La Corte di Cassazione ha annullato con rinvio l’ordinanza con la quale il Tribunale del Riesame di Bari, il 2 luglio, aveva confermato gli arresti domiciliari per suor Marcella (Rita Cesa), ex madre generale della Casa Divina Provvidenza, indagata nell’ambito dell’inchiesta sul crac dell’ente ecclesiastico fondato da Don Pasquale Uva e accusata di associazione per delinquere finalizzata alla bancarotta e induzione indebita.

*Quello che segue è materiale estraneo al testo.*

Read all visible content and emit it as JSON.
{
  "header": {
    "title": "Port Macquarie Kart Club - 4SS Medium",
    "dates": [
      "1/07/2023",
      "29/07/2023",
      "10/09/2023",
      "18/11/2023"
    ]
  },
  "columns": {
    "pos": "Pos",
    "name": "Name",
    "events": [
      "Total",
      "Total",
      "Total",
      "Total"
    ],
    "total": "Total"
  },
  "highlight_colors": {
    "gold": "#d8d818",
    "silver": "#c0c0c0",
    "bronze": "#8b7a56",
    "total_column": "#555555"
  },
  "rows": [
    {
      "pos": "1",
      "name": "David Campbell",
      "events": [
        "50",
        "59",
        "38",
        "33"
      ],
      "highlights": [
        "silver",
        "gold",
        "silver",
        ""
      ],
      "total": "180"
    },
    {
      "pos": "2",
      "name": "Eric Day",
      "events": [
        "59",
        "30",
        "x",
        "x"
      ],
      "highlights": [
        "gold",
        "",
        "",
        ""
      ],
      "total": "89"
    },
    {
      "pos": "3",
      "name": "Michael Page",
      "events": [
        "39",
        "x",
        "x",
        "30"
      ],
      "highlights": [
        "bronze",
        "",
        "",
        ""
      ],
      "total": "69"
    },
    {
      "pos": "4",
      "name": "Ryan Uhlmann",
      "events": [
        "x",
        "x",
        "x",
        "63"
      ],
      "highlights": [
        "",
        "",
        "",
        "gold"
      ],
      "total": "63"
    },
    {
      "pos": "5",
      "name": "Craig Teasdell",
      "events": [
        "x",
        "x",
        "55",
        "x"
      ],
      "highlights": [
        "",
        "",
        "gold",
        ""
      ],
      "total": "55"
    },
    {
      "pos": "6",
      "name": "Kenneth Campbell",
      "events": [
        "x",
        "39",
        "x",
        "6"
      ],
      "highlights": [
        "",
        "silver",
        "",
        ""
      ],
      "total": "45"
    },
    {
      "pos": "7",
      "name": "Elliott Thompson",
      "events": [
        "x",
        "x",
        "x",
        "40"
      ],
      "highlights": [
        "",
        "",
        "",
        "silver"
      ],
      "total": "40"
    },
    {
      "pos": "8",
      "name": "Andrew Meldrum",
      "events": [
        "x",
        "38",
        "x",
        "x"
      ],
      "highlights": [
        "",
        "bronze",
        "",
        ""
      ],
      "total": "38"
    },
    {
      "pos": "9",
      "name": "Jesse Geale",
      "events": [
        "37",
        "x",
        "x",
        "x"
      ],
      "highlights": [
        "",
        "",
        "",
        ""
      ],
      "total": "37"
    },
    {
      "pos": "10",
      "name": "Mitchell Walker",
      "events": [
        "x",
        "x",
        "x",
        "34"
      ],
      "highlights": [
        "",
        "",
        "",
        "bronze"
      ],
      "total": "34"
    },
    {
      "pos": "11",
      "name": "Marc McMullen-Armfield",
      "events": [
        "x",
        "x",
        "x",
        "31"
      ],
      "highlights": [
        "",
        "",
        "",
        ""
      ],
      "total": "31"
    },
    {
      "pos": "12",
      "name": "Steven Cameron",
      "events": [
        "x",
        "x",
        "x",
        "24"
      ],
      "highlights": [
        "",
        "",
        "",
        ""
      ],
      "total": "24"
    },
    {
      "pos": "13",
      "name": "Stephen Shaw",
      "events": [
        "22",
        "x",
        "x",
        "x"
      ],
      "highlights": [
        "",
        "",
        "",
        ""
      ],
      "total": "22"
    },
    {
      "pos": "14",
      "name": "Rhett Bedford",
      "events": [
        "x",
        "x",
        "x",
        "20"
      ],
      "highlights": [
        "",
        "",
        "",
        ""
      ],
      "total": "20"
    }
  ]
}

Un provvedimento simile a quello che sempre la Corte di Cassazione prese il 18 novembre 2015 quando annullò la conferma degli arresti domiciliari del Tribunale del riesame di Bari per il senatore Antonio Azzollini (leggi qui).

Ad avviso dei supremi giudici, nel caso di suor Marcella, è necessario che sia meglio approfondito il ruolo della ex superiora, che nel frattempo rimane in custodia cautelare. In particolare, la Cassazione sottolinea che il Tribunale di Bari ha ritenuto che la nascita dell’associazione per delinquere risalirebbe “all’estate del 2009 su iniziativa dell’Azzollini e di alcuni suoi accoliti, che si sarebbero sostanzialmente ‘impossessati’ della gestione della Congregazione”, mentre a suor Marcella è mossa l’accusa di essere stata la promotrice del sodalizio criminale fin dal 1999 “ben prima della comparsa dell’Azzollini”.

La questione delle date, rileva la Cassazione, “non è ‘irrilevante’ dal momento che “ciò che implicitamente sembra presupporsi” è che “in definitiva” solo nel 2009 “si sia realizzato l’accordo associativo e non già la mera adesione dell’uomo politico e della sua variegata ‘corte’ ad un sodalizio già attivo, di cui lo stesso avrebbe assunto la guida”. “Ma se nessuna associazione preesisteva alle vicende consumatesi nell’estate del 2009 e se l’iniziativa della sua costituzione deve essere attribuita all’Azzollini, come per l’appunto sembra implicitamente ritenere il tribunale, non appare dimostrata”, argomenta la Cassazione, “l’effettiva intenzione dell’indagata di aderirvi”.

“Infine, dato che suor Marcella è stata estromessa già dal 2013 dalla gestione della Congregazione, commissariata, occorre rivalutare”, conclude la Cassazione, “se ancora sussista la necessità di tenerla in arresto”. Il Tribunale del Riesame di Bari, dunque, dovrà tornare a esaminare la questione e dovrà ripronunciarsi sulla misura cautela disposta dalla Procura di Trani.